Ce Parisien de 40 ans, père d’une petite fille, baigne dans la bande dessinée depuis l’enfance, biberonné au Journal de Mickey, à Strange ou Pif gadget. Titulaire d’un DEA de littérature comparée, Stéphane Beaujean débute une thèse sur l’autobiographie en bande dessinée auprès de Philippe Lejeune. Pour financer ses études, il travaille pour des librairies spécialisées à Paris, celles du réseau Album où il est "libraire volant", car il est alors déjà très éclectique dans ses connaissances, ainsi que dans une petite librairie d’occasion du Quartier latin, Aaapoum Bapoum. Son propriétaire lui propose de s’associer et de financer l’ouverture d’une deuxième librairie. Celui qui se destinait à l’enseignement universitaire change de voie. "J’enseignais en banlieue, d’où je viens, et commençais à douter de ma trajectoire. Cette proposition m’a fait dévier." Aujourd’hui il est toujours cogérant des deux libraires. Il va devoir déléguer un peu plus aux huit salariés qui y travaillent.
Valoriser le manga
En parallèle, Stéphane Beaujean développe une activité de critique pour la presse culturelle (Les Inrockuptibles, Trois Couleurs, Kaboom), de commissaire d’exposition et de conférencier dans le domaine de la bande dessinée. C’est à travers cette activité qu’il a commencé, il y a une dizaine d’années, à collaborer avec le festival. Aujourd’hui, il suspend ses piges et vient de quitter la rédaction en chef de Kaboom, édité par Benoît Maurer (à la tête des éditions IMHO).

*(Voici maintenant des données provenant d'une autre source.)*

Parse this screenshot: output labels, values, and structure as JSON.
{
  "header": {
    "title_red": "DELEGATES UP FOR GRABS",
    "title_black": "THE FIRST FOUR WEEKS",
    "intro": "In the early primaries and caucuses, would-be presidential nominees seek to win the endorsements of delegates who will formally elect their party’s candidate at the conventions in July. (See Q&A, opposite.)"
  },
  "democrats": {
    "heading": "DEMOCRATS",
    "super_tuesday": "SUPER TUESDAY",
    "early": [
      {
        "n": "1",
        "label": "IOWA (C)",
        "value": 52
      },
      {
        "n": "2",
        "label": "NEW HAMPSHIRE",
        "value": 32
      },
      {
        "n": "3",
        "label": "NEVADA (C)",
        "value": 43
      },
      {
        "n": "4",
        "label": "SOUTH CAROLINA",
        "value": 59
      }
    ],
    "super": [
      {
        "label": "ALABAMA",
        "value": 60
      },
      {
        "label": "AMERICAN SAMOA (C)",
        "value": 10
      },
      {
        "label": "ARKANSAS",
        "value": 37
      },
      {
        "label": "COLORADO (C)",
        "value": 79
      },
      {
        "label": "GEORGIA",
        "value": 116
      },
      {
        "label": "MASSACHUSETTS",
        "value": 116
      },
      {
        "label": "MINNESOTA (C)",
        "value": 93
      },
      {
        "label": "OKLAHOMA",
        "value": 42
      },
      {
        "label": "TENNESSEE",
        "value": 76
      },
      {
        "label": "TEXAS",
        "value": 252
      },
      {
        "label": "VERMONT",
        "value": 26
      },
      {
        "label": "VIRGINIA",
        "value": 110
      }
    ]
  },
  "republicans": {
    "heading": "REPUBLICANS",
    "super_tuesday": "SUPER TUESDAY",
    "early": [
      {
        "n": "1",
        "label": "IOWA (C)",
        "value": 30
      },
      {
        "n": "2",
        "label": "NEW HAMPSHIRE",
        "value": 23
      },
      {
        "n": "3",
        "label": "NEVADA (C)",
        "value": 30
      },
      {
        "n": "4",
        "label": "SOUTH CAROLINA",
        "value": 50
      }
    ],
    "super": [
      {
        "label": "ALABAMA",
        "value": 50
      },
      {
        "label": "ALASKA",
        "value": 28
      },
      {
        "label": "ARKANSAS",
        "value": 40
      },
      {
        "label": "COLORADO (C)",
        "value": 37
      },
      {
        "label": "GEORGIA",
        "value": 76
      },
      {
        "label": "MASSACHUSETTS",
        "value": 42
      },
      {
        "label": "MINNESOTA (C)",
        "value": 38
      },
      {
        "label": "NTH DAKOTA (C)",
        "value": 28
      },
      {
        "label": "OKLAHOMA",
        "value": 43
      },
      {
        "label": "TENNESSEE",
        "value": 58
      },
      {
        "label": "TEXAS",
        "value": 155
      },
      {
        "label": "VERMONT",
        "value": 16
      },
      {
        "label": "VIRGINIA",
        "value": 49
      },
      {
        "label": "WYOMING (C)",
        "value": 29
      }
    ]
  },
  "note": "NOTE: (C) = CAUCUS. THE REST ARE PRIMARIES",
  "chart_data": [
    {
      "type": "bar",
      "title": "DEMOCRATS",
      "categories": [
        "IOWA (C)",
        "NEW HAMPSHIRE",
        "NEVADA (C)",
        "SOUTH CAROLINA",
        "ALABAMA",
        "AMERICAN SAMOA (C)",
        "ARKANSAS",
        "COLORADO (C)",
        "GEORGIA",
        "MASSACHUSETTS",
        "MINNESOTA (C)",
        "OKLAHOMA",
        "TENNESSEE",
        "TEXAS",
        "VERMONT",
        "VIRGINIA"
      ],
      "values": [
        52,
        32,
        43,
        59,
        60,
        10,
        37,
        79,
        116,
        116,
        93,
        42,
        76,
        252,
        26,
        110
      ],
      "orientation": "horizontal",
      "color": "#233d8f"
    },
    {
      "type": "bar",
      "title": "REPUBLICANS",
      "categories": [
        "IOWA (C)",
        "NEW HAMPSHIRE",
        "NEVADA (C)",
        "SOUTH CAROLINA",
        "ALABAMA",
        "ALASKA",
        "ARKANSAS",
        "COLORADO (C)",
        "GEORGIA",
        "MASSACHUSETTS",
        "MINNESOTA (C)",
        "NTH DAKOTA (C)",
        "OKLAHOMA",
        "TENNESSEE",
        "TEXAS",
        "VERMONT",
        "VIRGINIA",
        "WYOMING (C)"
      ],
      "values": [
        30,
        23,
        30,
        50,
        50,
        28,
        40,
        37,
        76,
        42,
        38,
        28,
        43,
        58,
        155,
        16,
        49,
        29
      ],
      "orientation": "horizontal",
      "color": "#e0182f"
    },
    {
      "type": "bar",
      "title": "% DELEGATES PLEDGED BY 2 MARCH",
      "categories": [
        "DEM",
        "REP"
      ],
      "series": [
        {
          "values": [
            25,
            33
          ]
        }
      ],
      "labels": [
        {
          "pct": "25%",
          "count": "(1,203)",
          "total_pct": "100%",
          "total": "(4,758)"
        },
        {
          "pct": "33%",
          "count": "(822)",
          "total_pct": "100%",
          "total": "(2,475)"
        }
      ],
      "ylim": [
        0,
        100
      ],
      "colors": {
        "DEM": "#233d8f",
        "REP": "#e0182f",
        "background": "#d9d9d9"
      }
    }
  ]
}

Les éditeurs et leurs équipes, il les côtoie donc depuis longtemps. Il a l’image d’un critique élitiste fan de BD alternative, mais il tempère : "Je lis de tout et je refuse les guerres de chapelle." La position de directeur artistique du festival est toujours inconfortable puisqu’il faut "faire des arbitrages qui ne défavorisent personne mais qui, par nature, ne seront jamais pleinement satisfaisants pour chaque partie". Tout le monde espère un festival plus proche de ses intérêts. "Nous sommes voués à être "pas assez"", résume-t-il.
Parmi ses priorités, il souhaite favoriser le recrutement du futur lectorat et renforcer la vocation internationale de la manifestation. Pour 2018, il aimerait par exemple que le manga trouve une place cohérente par rapport à son poids sur le marché. Il a aussi entendu la demande de renforcement de la communication et de l’impact des prix. Le 9 décembre sera annoncée la sélection officielle et, en janvier, nouveauté introduite cette année, le jury dévoilera les 10 albums finalistes pour le Fauve d’or. Enfin, à l’issue du festival, les organisateurs envisagent un "kit libraires" pour mettre en avant le palmarès.